Rechtsanwalt Björn Elberling, der eines der als Nebenkläger auftretenden Opfer der mutmaßlichen Auto-Attacke vertritt, glaubt dem Angeklagten kein Wort. Melvin S. schildere seine angebliche Verfolgung durch die Antifa „bis ins letzte Detail“, wolle an sein eigenes Verhalten dann aber keinerlei Erinnerung mehr haben. „Das ist total unglaubhaft.“ Als Notwehrhandlung, wie es die Schilderung des Angeklagten nahelegt, wäre sein Handeln ohnehin völlig ungeeignet gewesen.

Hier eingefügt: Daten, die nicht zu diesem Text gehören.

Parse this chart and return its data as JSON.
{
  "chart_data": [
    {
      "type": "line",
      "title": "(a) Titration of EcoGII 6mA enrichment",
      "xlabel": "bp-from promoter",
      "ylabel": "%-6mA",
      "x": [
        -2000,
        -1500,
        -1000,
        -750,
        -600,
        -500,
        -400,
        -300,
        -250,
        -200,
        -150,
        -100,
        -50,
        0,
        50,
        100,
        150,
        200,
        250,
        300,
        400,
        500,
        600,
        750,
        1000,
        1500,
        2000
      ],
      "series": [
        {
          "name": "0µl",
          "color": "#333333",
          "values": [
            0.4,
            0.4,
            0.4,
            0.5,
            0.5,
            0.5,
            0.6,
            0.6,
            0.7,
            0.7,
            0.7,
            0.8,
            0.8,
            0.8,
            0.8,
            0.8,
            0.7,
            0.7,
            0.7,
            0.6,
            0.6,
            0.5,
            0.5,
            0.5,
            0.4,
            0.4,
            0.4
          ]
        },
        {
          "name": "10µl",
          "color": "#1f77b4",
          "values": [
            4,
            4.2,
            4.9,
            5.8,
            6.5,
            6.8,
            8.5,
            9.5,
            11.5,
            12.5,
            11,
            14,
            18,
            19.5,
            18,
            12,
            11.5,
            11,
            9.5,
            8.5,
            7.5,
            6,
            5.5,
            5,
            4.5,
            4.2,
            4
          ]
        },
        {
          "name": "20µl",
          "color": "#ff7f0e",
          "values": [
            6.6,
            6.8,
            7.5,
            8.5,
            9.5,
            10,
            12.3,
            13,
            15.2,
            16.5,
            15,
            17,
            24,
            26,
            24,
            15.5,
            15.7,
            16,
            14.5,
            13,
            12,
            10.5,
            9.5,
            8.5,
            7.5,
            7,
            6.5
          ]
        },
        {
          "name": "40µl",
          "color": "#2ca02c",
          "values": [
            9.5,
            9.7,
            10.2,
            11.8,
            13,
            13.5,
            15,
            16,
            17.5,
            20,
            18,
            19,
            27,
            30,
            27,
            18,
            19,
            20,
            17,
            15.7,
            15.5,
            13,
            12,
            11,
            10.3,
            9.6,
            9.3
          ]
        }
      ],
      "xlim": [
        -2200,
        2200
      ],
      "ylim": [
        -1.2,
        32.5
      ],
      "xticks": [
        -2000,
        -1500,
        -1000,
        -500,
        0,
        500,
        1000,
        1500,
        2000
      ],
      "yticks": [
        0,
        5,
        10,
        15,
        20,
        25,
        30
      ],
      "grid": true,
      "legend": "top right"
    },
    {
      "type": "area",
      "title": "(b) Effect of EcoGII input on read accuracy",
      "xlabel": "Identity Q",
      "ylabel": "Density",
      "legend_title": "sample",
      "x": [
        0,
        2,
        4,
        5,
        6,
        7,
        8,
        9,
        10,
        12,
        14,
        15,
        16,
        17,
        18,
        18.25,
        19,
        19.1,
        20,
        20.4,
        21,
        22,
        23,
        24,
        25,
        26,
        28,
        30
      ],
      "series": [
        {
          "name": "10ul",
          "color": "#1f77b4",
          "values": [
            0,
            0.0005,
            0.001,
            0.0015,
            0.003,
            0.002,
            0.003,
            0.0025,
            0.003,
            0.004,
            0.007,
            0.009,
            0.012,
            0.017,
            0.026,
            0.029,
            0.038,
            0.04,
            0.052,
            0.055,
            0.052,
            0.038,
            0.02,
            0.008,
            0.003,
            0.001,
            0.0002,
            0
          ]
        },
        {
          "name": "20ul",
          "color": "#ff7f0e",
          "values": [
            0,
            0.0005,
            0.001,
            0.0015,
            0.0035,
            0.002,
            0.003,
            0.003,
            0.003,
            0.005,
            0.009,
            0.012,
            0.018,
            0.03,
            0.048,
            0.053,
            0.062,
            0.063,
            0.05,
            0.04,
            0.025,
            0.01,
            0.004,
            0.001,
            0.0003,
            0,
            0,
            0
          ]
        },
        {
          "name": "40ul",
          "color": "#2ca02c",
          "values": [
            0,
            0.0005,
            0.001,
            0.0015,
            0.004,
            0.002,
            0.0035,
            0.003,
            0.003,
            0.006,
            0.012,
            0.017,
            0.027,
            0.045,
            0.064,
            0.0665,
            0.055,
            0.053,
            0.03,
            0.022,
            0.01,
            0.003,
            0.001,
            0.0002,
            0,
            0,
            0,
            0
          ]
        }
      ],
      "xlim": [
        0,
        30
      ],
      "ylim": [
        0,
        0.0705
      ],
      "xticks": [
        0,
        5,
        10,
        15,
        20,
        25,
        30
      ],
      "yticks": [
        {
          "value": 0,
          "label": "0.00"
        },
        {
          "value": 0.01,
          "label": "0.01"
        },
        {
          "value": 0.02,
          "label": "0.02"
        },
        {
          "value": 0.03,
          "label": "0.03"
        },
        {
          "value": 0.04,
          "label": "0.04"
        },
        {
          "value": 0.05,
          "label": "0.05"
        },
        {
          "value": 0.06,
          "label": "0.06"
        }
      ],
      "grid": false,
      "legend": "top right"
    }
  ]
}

Und auch an der behaupteten Distanzierung von rechtem Denken müsse man zweifeln. Die Argumentation von Melvin S. folge einem klassischen Muster rechter Ideologie: „Wir sind die, die angegriffen werden, und wehren uns nur – mit allen Mitteln.“
Die Verteidigung würde den Prozess trotzdem gerne entpolitisieren. Das Geschehen habe sich „lediglich in räumlicher und zeitlicher Nähe“ zu der AfD-Veranstaltung abgespielt und damit rein gar nichts zu tun gehabt, sagt Rechtsanwalt Jens Hummel und beklagt die große Belastung, der sein Mandant und seine Angehörigen seit nunmehr fast drei Jahren durch die Kampagnen antifaschistischer Initiativen ausgesetzt seien. „Einige Gruppen versuchen, dem Vorfall eine politische Dimension zu geben, die er nicht hat.“
Der Prozess ist bislang bis Mitte Oktober terminiert.